Ah, but to make the 3 character limit matter, you need to have the source files on dos. So, it's not enough to compile a binary for dos, but one needs to run the compiler itself on dos!
You are not looking close enough. While Java source code has four characters in its file extension (.java), the output of its bytecode compiler has five characters in its file extension (.class).
Considering that Java needs a four-letter acronym (POJO) to describe value classes... I think a fancy acronym for fully spelled-out file extensions is in order.
I remember them on the DEC PDP-8 (I was taking classes at the high school part time in the 4th grade, the high school had one that had those big 8 inch floppy drives) and RSTS/E on PDP-11 early on (spent a lot of time with one at the high school in Milford one summer.) These were on CP/M, a microcomputer OS that was big on high end microcomputers from 1975 to 1985 or so that was the inspiration for MS-DOS which also had them.
This is also sort of a flame war topic for some. Divided primarily by those who believe the file’s content should contain the type (or be sampled to infer it) and those who prefer that the file’s name contain the type. More or less.
No, just an explicitly-defined metadata field. Inference would be worse than filename extensions (which are awful).
I think the original Mac OS fucked us all by implementing this pretty much perfectly in the 1980s, but using their weird HFS "resource forks" to do it so that it not only couldn't be implemented on other platforms, but also lent credence to the "ugh fuck it lets just mangle the file name... and then hide it~!!! wooo000!~!" argument..
¯\_(ಠ_ಠ)_/¯
UPDATE: My memory was faulty; the "what kind of file is this?" metadata was actually stored as per-file metadata, the "type" and "creator" fields in the HFS(+) filesystem.
Why are filename extensions awful? I find it incredibly useful to tell what kind of file something is by just glancing at it. Or do you envision tools like `ls` and file browsers also showing metadata at all times?
That reminds me of relying on static type inference so much that the code is hard to follow in Github and you need to pull it into your IDE just so you can keep track of the types as you read it.
While a filename extension could probably be superseded by file metadata, it's also nice when you can read the intention right in the name without additional tooling.

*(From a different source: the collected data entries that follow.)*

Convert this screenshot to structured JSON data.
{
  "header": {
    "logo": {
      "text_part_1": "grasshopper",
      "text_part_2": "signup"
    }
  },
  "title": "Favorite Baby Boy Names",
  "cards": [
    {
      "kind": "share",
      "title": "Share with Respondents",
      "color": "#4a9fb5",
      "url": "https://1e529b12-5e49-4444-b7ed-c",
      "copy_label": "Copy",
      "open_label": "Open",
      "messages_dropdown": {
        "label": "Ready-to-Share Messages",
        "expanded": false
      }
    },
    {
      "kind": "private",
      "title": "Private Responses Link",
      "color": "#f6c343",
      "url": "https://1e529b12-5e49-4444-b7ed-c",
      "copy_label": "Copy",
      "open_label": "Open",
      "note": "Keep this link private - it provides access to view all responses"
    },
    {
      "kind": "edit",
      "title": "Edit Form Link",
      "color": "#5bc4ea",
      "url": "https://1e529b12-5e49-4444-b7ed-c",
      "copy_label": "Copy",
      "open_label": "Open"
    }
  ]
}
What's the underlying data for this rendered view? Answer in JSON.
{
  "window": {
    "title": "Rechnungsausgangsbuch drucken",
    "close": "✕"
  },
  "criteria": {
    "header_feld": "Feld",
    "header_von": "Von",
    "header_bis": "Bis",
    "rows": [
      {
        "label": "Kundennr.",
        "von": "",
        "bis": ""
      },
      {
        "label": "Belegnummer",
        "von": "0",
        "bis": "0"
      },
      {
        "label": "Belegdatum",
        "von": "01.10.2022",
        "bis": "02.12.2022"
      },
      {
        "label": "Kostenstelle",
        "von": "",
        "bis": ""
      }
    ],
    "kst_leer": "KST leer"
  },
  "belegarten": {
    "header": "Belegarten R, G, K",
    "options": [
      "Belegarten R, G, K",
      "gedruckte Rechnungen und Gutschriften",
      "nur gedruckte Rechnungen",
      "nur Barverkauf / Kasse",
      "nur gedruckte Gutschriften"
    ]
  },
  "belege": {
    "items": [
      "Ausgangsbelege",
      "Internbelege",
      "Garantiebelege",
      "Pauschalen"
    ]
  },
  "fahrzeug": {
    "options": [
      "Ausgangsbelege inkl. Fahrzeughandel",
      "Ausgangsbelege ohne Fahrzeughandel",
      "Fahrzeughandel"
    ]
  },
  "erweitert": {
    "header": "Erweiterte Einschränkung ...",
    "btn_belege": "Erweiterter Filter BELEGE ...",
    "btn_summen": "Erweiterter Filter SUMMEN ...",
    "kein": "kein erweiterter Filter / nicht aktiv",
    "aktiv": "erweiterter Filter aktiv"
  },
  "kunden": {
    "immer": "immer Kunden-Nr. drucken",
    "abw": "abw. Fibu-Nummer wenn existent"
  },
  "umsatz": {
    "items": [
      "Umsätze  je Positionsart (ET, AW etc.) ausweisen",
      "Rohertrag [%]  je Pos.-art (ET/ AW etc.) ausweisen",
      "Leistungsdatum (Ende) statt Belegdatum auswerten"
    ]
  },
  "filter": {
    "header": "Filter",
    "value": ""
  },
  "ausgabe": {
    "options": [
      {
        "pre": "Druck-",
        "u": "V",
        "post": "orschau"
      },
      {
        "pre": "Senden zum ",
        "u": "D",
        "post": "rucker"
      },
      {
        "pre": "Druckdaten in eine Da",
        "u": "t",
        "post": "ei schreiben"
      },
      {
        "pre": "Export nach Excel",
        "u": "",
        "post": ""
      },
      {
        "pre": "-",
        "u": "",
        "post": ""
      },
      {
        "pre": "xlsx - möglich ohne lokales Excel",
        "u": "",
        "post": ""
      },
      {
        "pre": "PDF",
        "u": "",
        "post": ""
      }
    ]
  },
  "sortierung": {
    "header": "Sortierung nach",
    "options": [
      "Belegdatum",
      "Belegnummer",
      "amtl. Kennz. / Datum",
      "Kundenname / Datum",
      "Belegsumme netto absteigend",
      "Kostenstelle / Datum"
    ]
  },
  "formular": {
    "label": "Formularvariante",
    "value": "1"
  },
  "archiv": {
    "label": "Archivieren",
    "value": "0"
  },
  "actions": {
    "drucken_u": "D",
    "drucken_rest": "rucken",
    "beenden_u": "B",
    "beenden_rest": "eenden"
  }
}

Especially when you consider a hypothetical world without filename extensions thus every UI shows the filetype next to the filename thus "readme.md" in our world is just "readme:md" in their world, and it's not obvious what was gained nor lost.
Yeah, I envision a future 1995 where not only does the GUI icon indicate what type of file it is, but the CLI tools also do (e.g. right before/after the "drwxr-xr-x@" or whatev)
When I type `ls`, I generally want to see file names and types, and nothing else. It would be really unfortunate to need a full `ls -l` to see file types.
In fact, I always want to see file types alongside their names, so I really don't mind that the two are together.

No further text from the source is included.